Maybe other python implementations can do it? Don't know, just a thought...
Are you load()ing the pickled data directly from the file? What about to try to load the file into the memory and then do the load?
I would start with trying the cStringIO(); alternatively you may try to write your own version of StringIO that would use buffer() to slice the memory which would reduce the needed copy() operations (cStringIO still may be faster, but you'll have to try).
There are sometimes huge performance bottlenecks when doing these kinds of operations especially on Windows platform; the Windows system is somehow very unoptimized for doing lots of small reads while UNIXes cope quite well; if load() does lot of small reads or you are calling load() several times to read the data, this would help.
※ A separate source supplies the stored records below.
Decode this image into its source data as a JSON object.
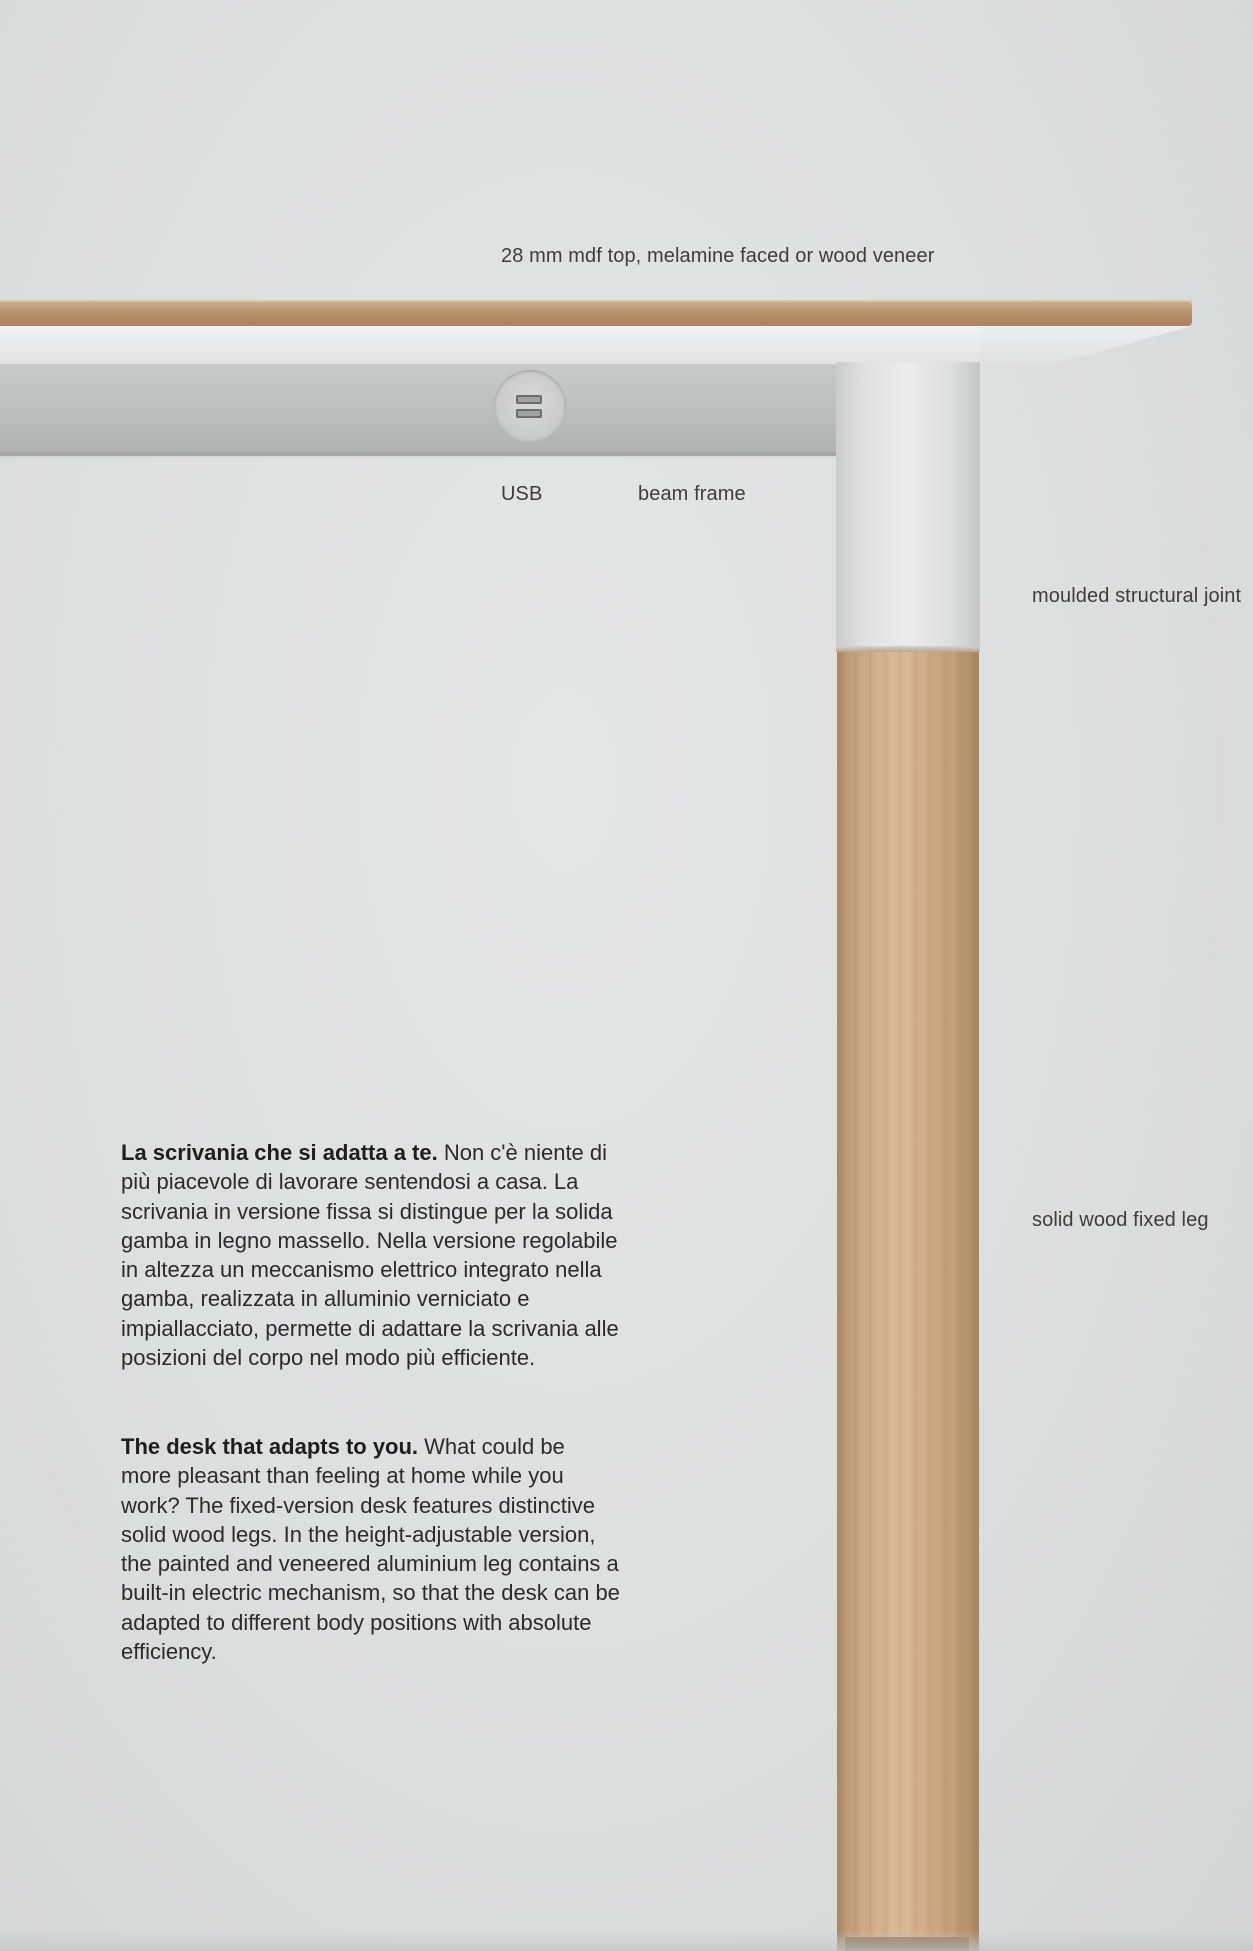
{
  "annotations": {
    "top": "28 mm mdf top, melamine faced or wood veneer",
    "usb": "USB",
    "beam": "beam frame",
    "joint": "moulded structural joint",
    "leg": "solid wood fixed leg"
  },
  "description_it": {
    "heading": "La scrivania che si adatta a te.",
    "body": " Non c'è niente di più piacevole di lavorare sentendosi a casa. La scrivania in versione fissa si distingue per la solida gamba in legno massello. Nella versione regolabile in altezza un meccanismo elettrico integrato nella gamba, realizzata in alluminio verniciato e impiallacciato, permette di adattare la scrivania alle posizioni del corpo nel modo più efficiente."
  },
  "description_en": {
    "heading": "The desk that adapts to you.",
    "body": " What could be more pleasant than feeling at home while you work? The fixed-version desk features distinctive solid wood legs. In the height-adjustable version, the painted and veneered aluminium leg contains a built-in electric mechanism, so that the desk can be adapted to different body positions with absolute efficiency."
  },
  "colors": {
    "background": "#dcdfdf",
    "wood": "#d2b08a",
    "frame": "#b9bcbd"
  }
}
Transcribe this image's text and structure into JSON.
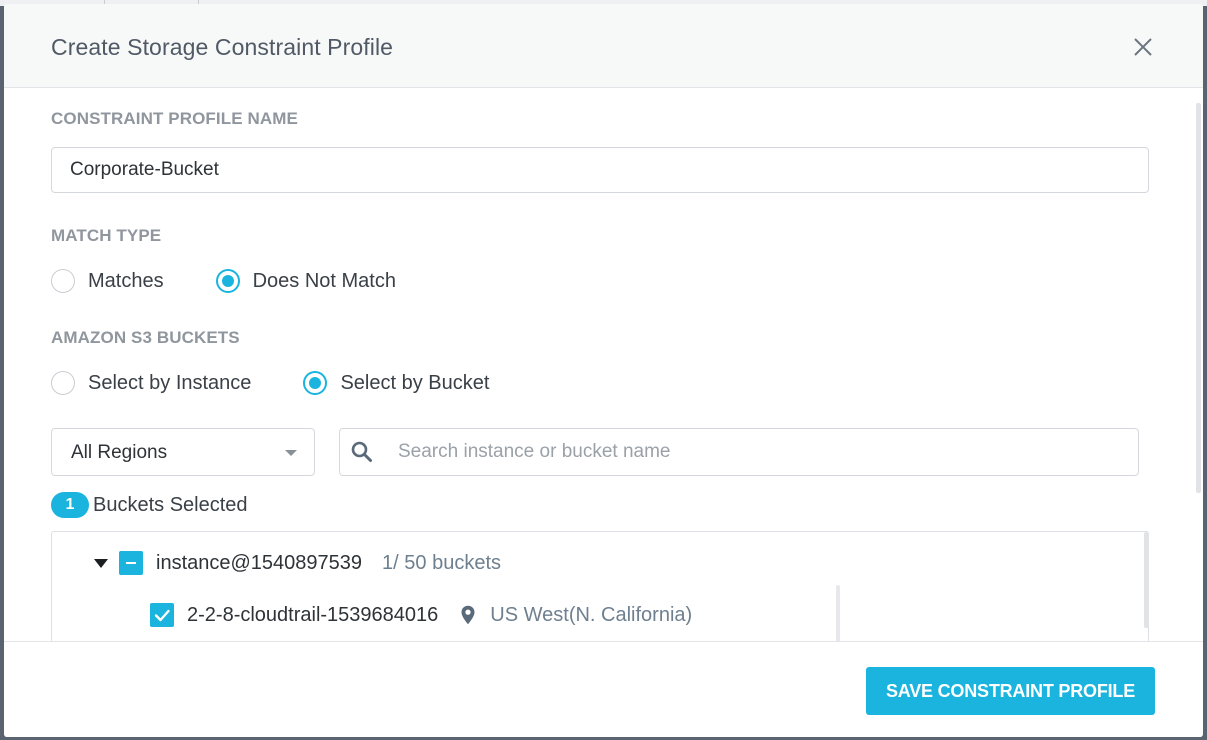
{
  "modal": {
    "title": "Create Storage Constraint Profile"
  },
  "form": {
    "profile_name_label": "CONSTRAINT PROFILE NAME",
    "profile_name_value": "Corporate-Bucket",
    "match_type_label": "MATCH TYPE",
    "match_options": [
      {
        "label": "Matches",
        "checked": false
      },
      {
        "label": "Does Not Match",
        "checked": true
      }
    ],
    "buckets_label": "AMAZON S3 BUCKETS",
    "select_options": [
      {
        "label": "Select by Instance",
        "checked": false
      },
      {
        "label": "Select by Bucket",
        "checked": true
      }
    ],
    "region_dropdown": "All Regions",
    "search_placeholder": "Search instance or bucket name",
    "selected_count": "1",
    "selected_label": "Buckets Selected"
  },
  "tree": {
    "instance": {
      "name": "instance@1540897539",
      "count": "1/ 50 buckets",
      "state": "partial"
    },
    "buckets": [
      {
        "name": "2-2-8-cloudtrail-1539684016",
        "region": "US West(N. California)",
        "checked": true
      }
    ]
  },
  "footer": {
    "save_label": "SAVE CONSTRAINT PROFILE"
  },
  "colors": {
    "accent": "#1ab4de",
    "label_gray": "#8f969d",
    "title_gray": "#505a66"
  },
  "icons": [
    "close-icon",
    "chevron-down-icon",
    "search-icon",
    "expand-triangle-icon",
    "checkbox-partial-icon",
    "checkbox-checked-icon",
    "location-pin-icon"
  ]
}
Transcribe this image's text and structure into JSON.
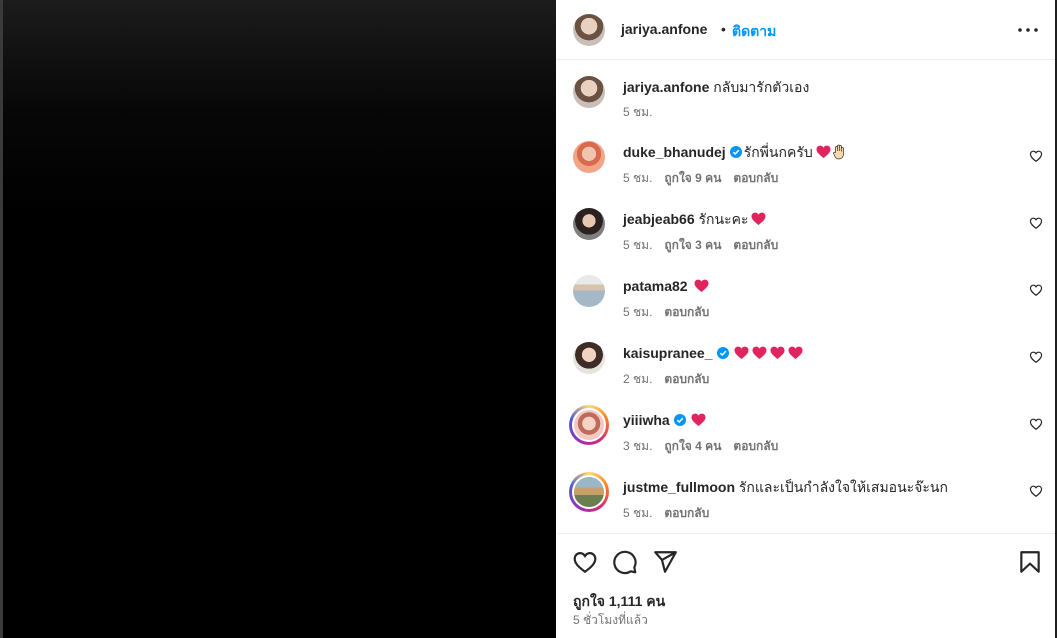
{
  "post": {
    "author": "jariya.anfone",
    "separator": "•",
    "follow_label": "ติดตาม",
    "caption": {
      "username": "jariya.anfone",
      "text": "กลับมารักตัวเอง",
      "time": "5 ชม."
    }
  },
  "comments": [
    {
      "username": "duke_bhanudej",
      "verified": true,
      "text": "รักพี่นกครับ",
      "emoji": [
        "red-heart",
        "raised-hand"
      ],
      "time": "5 ชม.",
      "likes": "ถูกใจ 9 คน",
      "reply": "ตอบกลับ"
    },
    {
      "username": "jeabjeab66",
      "verified": false,
      "text": "รักนะคะ",
      "emoji": [
        "red-heart"
      ],
      "time": "5 ชม.",
      "likes": "ถูกใจ 3 คน",
      "reply": "ตอบกลับ"
    },
    {
      "username": "patama82",
      "verified": false,
      "text": "",
      "emoji": [
        "red-heart"
      ],
      "time": "5 ชม.",
      "likes": "",
      "reply": "ตอบกลับ"
    },
    {
      "username": "kaisupranee_",
      "verified": true,
      "text": "",
      "emoji": [
        "red-heart",
        "red-heart",
        "red-heart",
        "red-heart"
      ],
      "time": "2 ชม.",
      "likes": "",
      "reply": "ตอบกลับ"
    },
    {
      "username": "yiiiwha",
      "verified": true,
      "text": "",
      "emoji": [
        "red-heart"
      ],
      "time": "3 ชม.",
      "likes": "ถูกใจ 4 คน",
      "reply": "ตอบกลับ"
    },
    {
      "username": "justme_fullmoon",
      "verified": false,
      "text": "รักและเป็นกำลังใจให้เสมอนะจ๊ะนก",
      "emoji": [],
      "time": "5 ชม.",
      "likes": "",
      "reply": "ตอบกลับ"
    }
  ],
  "footer": {
    "likes": "ถูกใจ 1,111 คน",
    "time_ago": "5 ชั่วโมงที่แล้ว"
  },
  "colors": {
    "link_blue": "#0095f6",
    "verified_blue": "#0095f6",
    "heart_red": "#e0245e",
    "meta_gray": "#737373"
  },
  "icons": [
    "more-options-icon",
    "like-icon",
    "comment-icon",
    "share-icon",
    "save-icon",
    "verified-badge-icon",
    "red-heart-emoji",
    "raised-hand-emoji"
  ]
}
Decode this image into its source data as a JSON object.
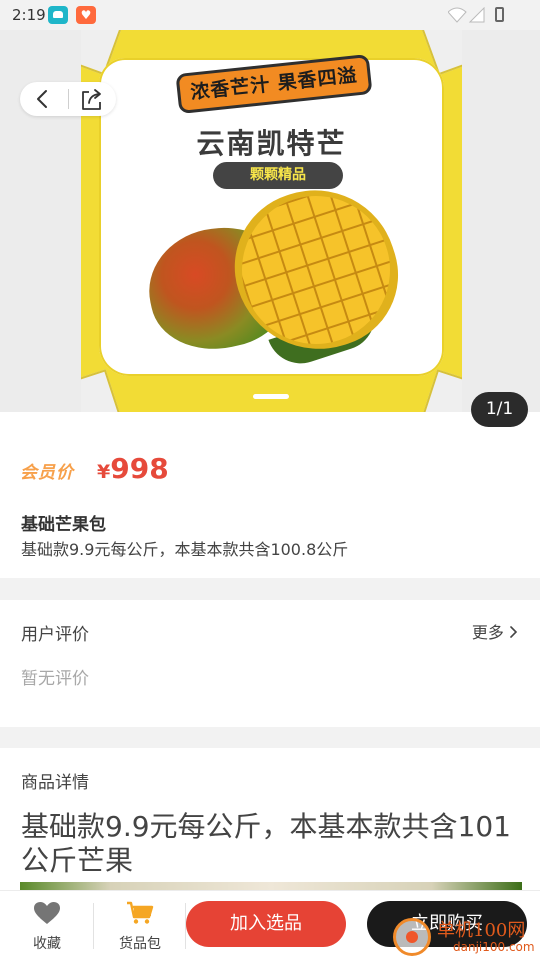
{
  "status_bar": {
    "time": "2:19"
  },
  "gallery": {
    "poster_ribbon": "浓香芒汁 果香四溢",
    "poster_headline": "云南凯特芒",
    "poster_badge": "颗颗精品",
    "counter": "1/1"
  },
  "product": {
    "member_tag": "会员价",
    "currency": "¥",
    "price": "998",
    "name": "基础芒果包",
    "description": "基础款9.9元每公斤，本基本款共含100.8公斤"
  },
  "reviews": {
    "title": "用户评价",
    "more": "更多",
    "empty": "暂无评价"
  },
  "detail": {
    "title": "商品详情",
    "text": "基础款9.9元每公斤，本基本款共含101公斤芒果"
  },
  "bottom_bar": {
    "favorite": "收藏",
    "package": "货品包",
    "add": "加入选品",
    "buy": "立即购买"
  },
  "watermark": {
    "line1": "单机100网",
    "line2": "danji100.com"
  },
  "colors": {
    "price_red": "#e64a3b",
    "add_button": "#e64335",
    "buy_button": "#1a1a1a",
    "member_orange": "#f7a04a",
    "cart_yellow": "#f5a623"
  }
}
I haven't used cPickle (or Python) but in cases like this I think the best strategy is to
avoid unnecessary loading of the objects until they are really needed - say load after start up on a different thread, actually its usually better to avoid unnecessary loading/initialization at anytime for obvious reasons. Google 'lazy loading' or 'lazy initialization'. If you really need all the objects to do some task before server start up then maybe you can try to implement a manual custom deserialization method, in other words implement something yourself if you have intimate knowledge of the data you will deal with which can help you 'squeeze' better performance then the general tool for dealing with it.
Did you try sacrificing efficiency of pickling by not using HIGHEST_PROTOCOL? It isn't clear what performance costs are associated with using this protocol, but it might be worth a try.
Impossible to answer this without knowing more about what sort of data you are loading and how you are using it.
If it is some sort of business logic, maybe you should try turning it into a pre-compiled module;
If it is structured data, can you delegate it to a database and only pull what is needed?
Does the data have a regular structure? Is there any way to divide it up and decide what is required and only then load it?
I'll add another answer that might be helpful - if you can, can you try to define _slots_ on the class that is most commonly created? This may be a little limiting and impossible, however it seems to have cut the time needed for initialization on my test to about a half.